Leur successeur espère confirmer le rebond observé à la sortie du premier confinement et donc ne pas pâtir outre mesure du second. « Nous avons subi un mois de chômage partiel de mi-mars à mi-avril du fait que les fournisseurs étaient à l’arrêt, puis l’activité est bien repartie », relate Suleyman Candan. L’objectif, dans ces temps incertains, consiste d’abord à maintenir le chiffre d’affaires autour de son seuil de 3 millions d’€ (3,2 millions l’an dernier).

Spécialiste du travail de l’inox et de l’acier, Alsace CST évolue dans les diverses spécialités de la tuyauterie, de la serrurerie industrielle, des structures métalliques et de la chaudronnerie, cette dernière pour la production de réservoirs, gaines, échangeurs tubulaires, silos et autres cuves dont les dimensions peuvent devenir impressionnantes.
« Les plus grosses font 6 mètres diamètre et une dizaine de mètres de haut », note le dirigeant. Elles peuvent occasionner la mobilisation des moyens de transport exceptionnel, comme le silo livré l’an dernier à l’usine chimique Tronox (ex-Millennium) de Thann (Haut-Rhin).

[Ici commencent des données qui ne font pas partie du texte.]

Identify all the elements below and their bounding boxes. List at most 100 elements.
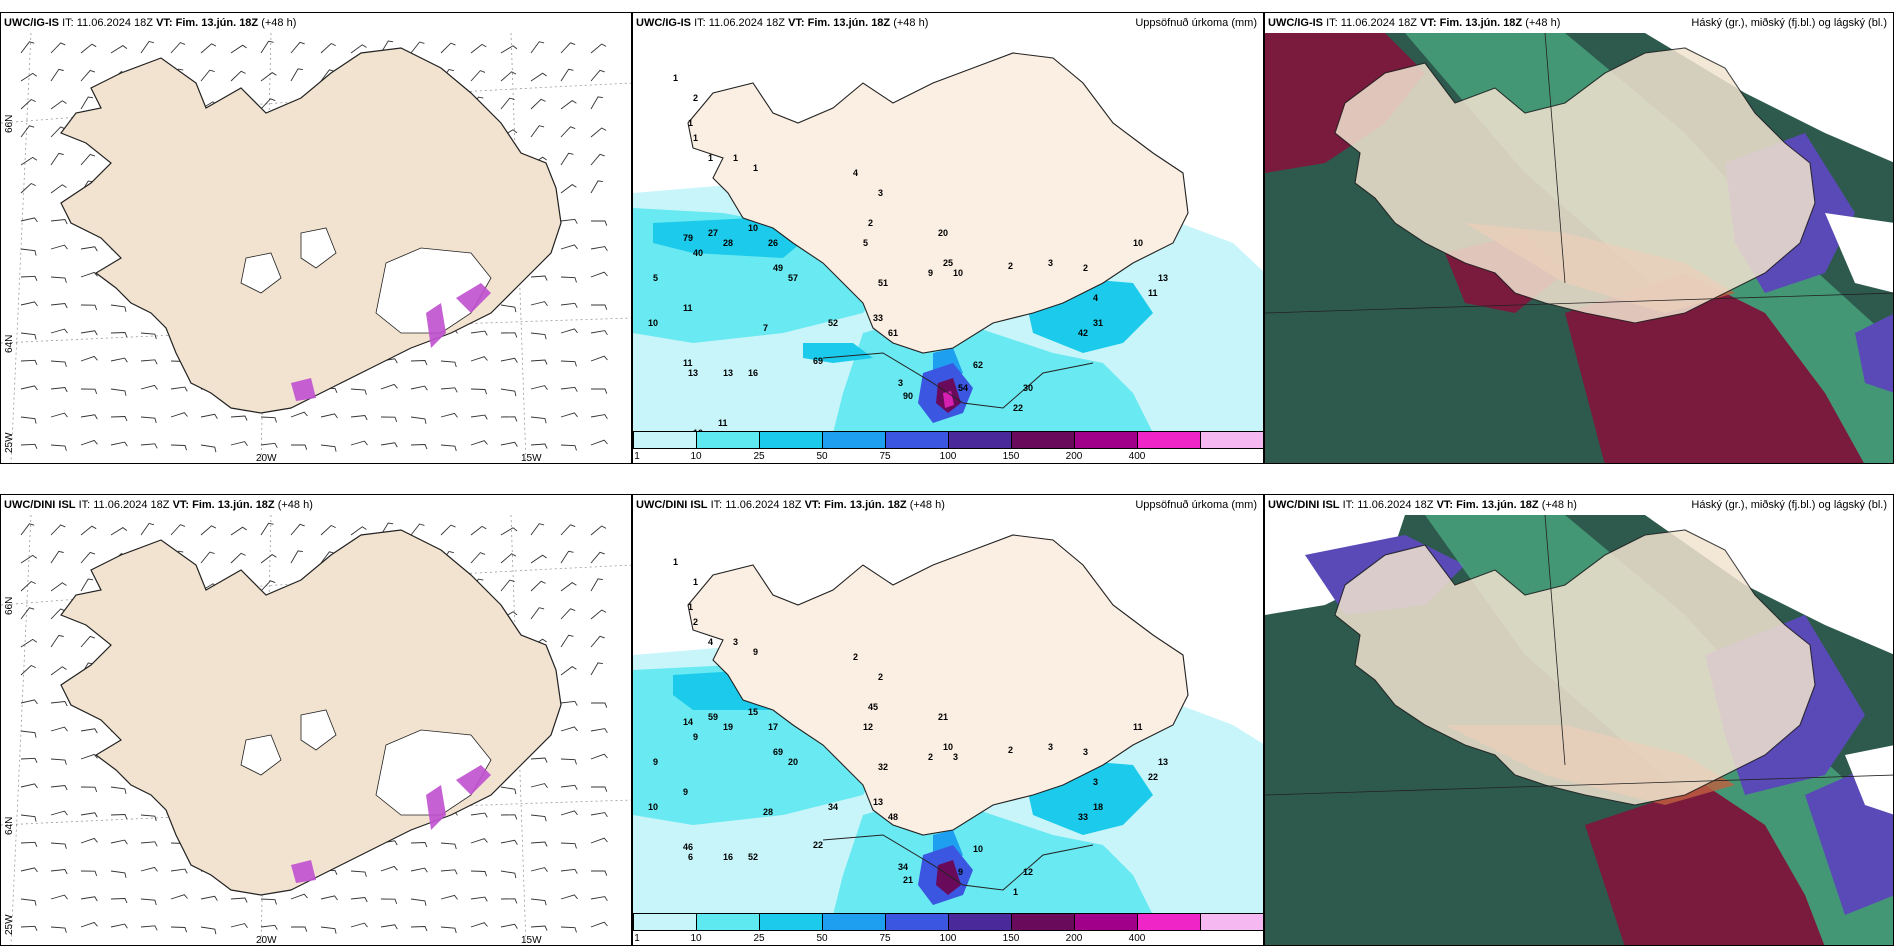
wind-barb	[110, 357, 128, 363]
wind-barb	[560, 894, 578, 900]
wind-barb	[500, 923, 518, 929]
precip-value-label: 28	[723, 238, 734, 248]
wind-barb	[140, 898, 157, 906]
wind-barb	[350, 44, 367, 54]
wind-barb	[290, 550, 303, 564]
wind-barb	[470, 838, 488, 844]
wind-barb	[20, 730, 37, 738]
wind-barb	[560, 152, 574, 166]
wind-barb	[110, 870, 127, 878]
precip-value-label: 1	[733, 153, 739, 163]
wind-map	[1, 514, 631, 945]
wind-barb	[410, 416, 427, 424]
wind-barb	[80, 388, 98, 395]
precip-value-label: 3	[878, 188, 884, 198]
wind-barb	[80, 728, 98, 734]
precip-value-label: 90	[903, 391, 914, 401]
colorbar-tick-label: 150	[1002, 933, 1020, 944]
wind-barb	[20, 867, 38, 873]
precip-value-label: 1	[693, 577, 699, 587]
wind-barb	[590, 43, 607, 54]
precip-value-label: 61	[888, 328, 899, 338]
wind-barb	[50, 926, 67, 933]
wind-barb	[20, 783, 38, 789]
precip-value-label: 10	[648, 318, 659, 328]
precip-value-label: 12	[863, 722, 874, 732]
wind-barb	[110, 898, 128, 904]
wind-barb	[140, 40, 155, 54]
wind-barb	[560, 868, 578, 874]
wind-barb	[380, 898, 398, 905]
wind-barb	[590, 246, 608, 252]
precip-value-label: 2	[1008, 261, 1014, 271]
wind-barb	[200, 69, 215, 82]
precip-value-label: 10	[748, 223, 759, 233]
lon-label-15: 15W	[521, 453, 542, 464]
wind-barb	[470, 896, 488, 902]
precip-value-label: 34	[898, 862, 909, 872]
wind-barb	[50, 550, 64, 564]
wind-barb	[80, 439, 98, 446]
precip-value-label: 4	[1093, 293, 1099, 303]
panel-header: UWC/IG-IS IT: 11.06.2024 18Z VT: Fim. 13…	[1268, 17, 1561, 29]
wind-barb	[110, 839, 128, 845]
wind-barb	[530, 416, 547, 424]
wind-barb	[200, 444, 217, 453]
wind-barb	[440, 926, 457, 934]
wind-barb	[20, 443, 38, 449]
wind-barb	[200, 895, 218, 901]
panel-header: UWC/DINI ISL IT: 11.06.2024 18Z VT: Fim.…	[1268, 499, 1577, 511]
cloud-map	[1265, 32, 1893, 463]
wind-barb	[590, 414, 608, 420]
wind-barb	[230, 441, 248, 446]
wind-barb	[20, 416, 37, 424]
wind-barb	[380, 865, 398, 872]
colorbar-swatch	[1074, 431, 1138, 449]
wind-barb	[410, 898, 427, 906]
wind-barb	[470, 356, 488, 362]
wind-barb	[380, 924, 398, 930]
wind-barb	[50, 810, 68, 816]
precip-value-label: 2	[693, 617, 699, 627]
precip-value-label: 20	[938, 228, 949, 238]
wind-barb	[470, 330, 488, 336]
wind-barb	[591, 786, 608, 792]
wind-barb	[140, 384, 158, 390]
wind-barb	[80, 786, 98, 793]
precip-value-label: 2	[1008, 745, 1014, 755]
wind-map	[1, 32, 631, 463]
precip-value-label: 9	[653, 757, 659, 767]
wind-barb	[50, 785, 68, 791]
wind-barb	[170, 444, 188, 451]
precip-value-label: 22	[1013, 403, 1024, 413]
colorbar-tick-label: 400	[1128, 451, 1146, 462]
wind-barb	[320, 69, 335, 82]
precip-value-label: 2	[928, 752, 934, 762]
precip-value-label: 3	[1093, 777, 1099, 787]
wind-barb	[590, 551, 605, 564]
wind-barb	[20, 523, 35, 536]
wind-barb	[320, 42, 336, 54]
precip-value-label: 5	[653, 273, 659, 283]
wind-barb	[140, 359, 158, 365]
wind-barb	[20, 72, 38, 82]
lat-label-66: 66N	[4, 114, 15, 133]
wind-barb	[20, 757, 38, 763]
wind-barb	[590, 921, 608, 928]
wind-barb	[20, 248, 37, 256]
wind-barb	[140, 925, 158, 931]
wind-barb	[560, 244, 578, 250]
wind-barb	[500, 527, 518, 536]
precip-value-label: 3	[1048, 742, 1054, 752]
wind-barb	[530, 814, 547, 822]
wind-barb	[110, 388, 127, 396]
colorbar-tick-label: 200	[1065, 451, 1083, 462]
precip-value-label: 1	[753, 163, 759, 173]
wind-barb	[470, 525, 487, 536]
wind-barb	[591, 220, 608, 226]
wind-barb	[560, 360, 577, 367]
lat-label-64: 64N	[4, 334, 15, 353]
wind-barb	[320, 524, 336, 536]
precip-value-label: 4	[708, 637, 714, 647]
wind-barb	[560, 758, 577, 765]
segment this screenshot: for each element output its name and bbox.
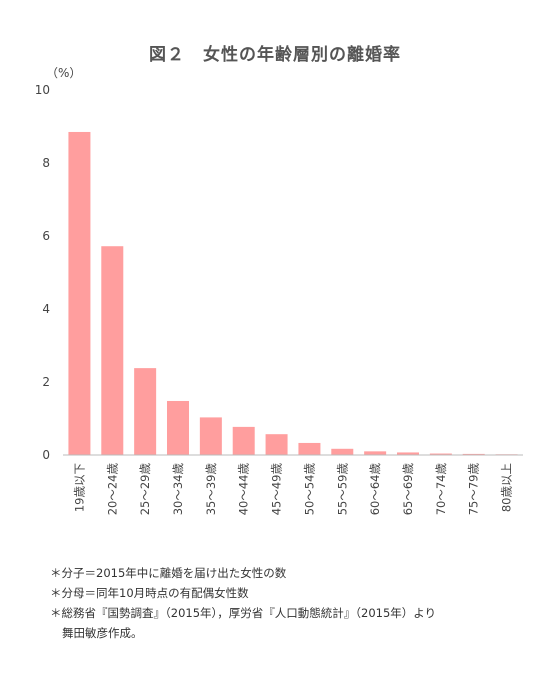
bar-2 xyxy=(134,368,157,455)
chart-title: 図２ 女性の年齢層別の離婚率 xyxy=(149,45,401,65)
x-tick-label: 60～64歳 xyxy=(368,463,382,516)
x-tick-label: 45～49歳 xyxy=(270,463,284,516)
note-numerator: ＊分子＝2015年中に離婚を届け出た女性の数 xyxy=(50,566,287,580)
bar-5 xyxy=(232,426,255,455)
x-tick-label: 55～59歳 xyxy=(335,463,349,516)
bar-6 xyxy=(265,434,288,455)
y-unit-label: （%） xyxy=(46,66,81,80)
bar-8 xyxy=(331,448,354,455)
y-tick-label: 8 xyxy=(42,156,50,170)
bar-0 xyxy=(68,131,91,455)
x-tick-label: 65～69歳 xyxy=(401,463,415,516)
bar-7 xyxy=(298,442,321,455)
bar-4 xyxy=(199,417,222,455)
bar-chart: （%） 0 2 4 6 8 10 19歳以下 20～24歳 25～29歳 30～34歳 35～39… xyxy=(35,66,523,516)
x-tick-label: 80歳以上 xyxy=(500,463,514,512)
x-tick-label: 19歳以下 xyxy=(72,463,86,512)
note-author: 舞田敏彦作成。 xyxy=(62,626,143,640)
y-tick-label: 2 xyxy=(42,375,50,389)
y-tick-label: 4 xyxy=(42,302,50,316)
note-denominator: ＊分母＝同年10月時点の有配偶女性数 xyxy=(50,586,249,600)
bar-3 xyxy=(167,400,189,455)
x-tick-label: 50～54歳 xyxy=(302,463,316,516)
bar-10 xyxy=(397,452,419,455)
chart-notes: ＊分子＝2015年中に離婚を届け出た女性の数 ＊分母＝同年10月時点の有配偶女性… xyxy=(50,563,436,643)
bar-1 xyxy=(101,246,124,455)
bar-9 xyxy=(364,451,387,455)
bar-12 xyxy=(462,453,485,455)
y-axis-ticks: 0 2 4 6 8 10 xyxy=(35,83,50,462)
x-tick-label: 25～29歳 xyxy=(138,463,152,516)
x-tick-label: 20～24歳 xyxy=(105,463,119,516)
y-tick-label: 6 xyxy=(42,229,50,243)
bars xyxy=(68,131,518,456)
y-tick-label: 10 xyxy=(35,83,50,97)
x-tick-label: 30～34歳 xyxy=(171,463,185,516)
x-axis-labels: 19歳以下 20～24歳 25～29歳 30～34歳 35～39歳 40～44歳 45～49… xyxy=(72,463,513,516)
x-tick-label: 70～74歳 xyxy=(434,463,448,516)
x-tick-label: 75～79歳 xyxy=(467,463,481,516)
y-tick-label: 0 xyxy=(42,448,50,462)
note-source: ＊総務省『国勢調査』（2015年），厚労省『人口動態統計』（2015年）より xyxy=(50,606,437,620)
x-tick-label: 40～44歳 xyxy=(237,463,251,516)
x-tick-label: 35～39歳 xyxy=(204,463,218,516)
bar-11 xyxy=(429,453,452,455)
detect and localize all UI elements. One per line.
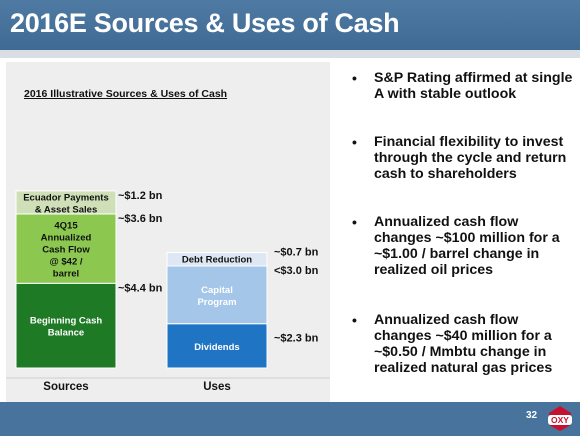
value-label: ~$3.6 bn — [118, 213, 163, 225]
bar-segment — [15, 190, 117, 215]
slide-title: 2016E Sources & Uses of Cash — [10, 8, 400, 38]
bullet-text: Annualized cash flow changes ~$40 millio… — [374, 312, 553, 376]
bullet-text: Financial flexibility to invest through … — [374, 134, 567, 182]
bar-segment — [15, 282, 117, 369]
oxy-logo-icon: OXY — [548, 406, 572, 431]
logo-text: OXY — [551, 415, 569, 425]
segment-label: Capital Program — [197, 285, 236, 308]
value-label: <$3.0 bn — [274, 265, 319, 277]
page-number: 32 — [526, 410, 538, 421]
bullet-text: Annualized cash flow changes ~$100 milli… — [374, 214, 560, 278]
value-label: ~$0.7 bn — [274, 247, 319, 259]
bullet-dot-icon: • — [352, 134, 357, 150]
slide-header: 2016E Sources & Uses of Cash — [0, 0, 580, 50]
category-label: Sources — [43, 381, 88, 393]
header-divider — [0, 50, 580, 58]
segment-label: Debt Reduction — [182, 255, 252, 266]
bar-segment — [166, 323, 268, 369]
stacked-bar-chart: Beginning Cash Balance ~$4.4 bn 4Q15 Annuali… — [6, 190, 330, 393]
bullet-dot-icon: • — [352, 214, 357, 230]
segment-label: Beginning Cash Balance — [30, 316, 103, 339]
value-label: ~$2.3 bn — [274, 333, 319, 345]
bullet-dot-icon: • — [352, 312, 357, 328]
bullet-dot-icon: • — [352, 70, 357, 86]
slide-footer — [0, 402, 580, 436]
segment-label: Dividends — [194, 342, 239, 353]
bar-segment — [166, 265, 268, 325]
bar-segment — [166, 252, 268, 267]
chart-panel: 2016 Illustrative Sources & Uses of Cash… — [6, 62, 330, 402]
segment-label: Ecuador Payments & Asset Sales — [23, 192, 109, 215]
segment-label: 4Q15 Annualized Cash Flow @ $42 /barrel — [41, 221, 92, 280]
chart-title: 2016 Illustrative Sources & Uses of Cash — [24, 88, 228, 100]
value-label: ~$1.2 bn — [118, 190, 163, 202]
bar-segment — [15, 213, 117, 284]
value-label: ~$4.4 bn — [118, 282, 163, 294]
category-label: Uses — [203, 381, 231, 393]
bullet-text: S&P Rating affirmed at single A with sta… — [374, 70, 573, 102]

L’industrie chimique forme le pilier d’activité, en témoigne la présence d’Alsachimie à Chalampé, de Tronox et son voisin Vynova PPC à Thann ou de Borealis (Ottmarsheim) dans le portefeuille de clientèle.
« Nous possédons l’atout important, dans cette filière, de la certification Mase (Manuel d’amélioration de sécurité des entreprises) », souligne Suleyman Candan. L’entreprise présente aussi toutes les habilitations électriques requises ou pour le travail en hauteur et les interventions en site Seveso seuil haut.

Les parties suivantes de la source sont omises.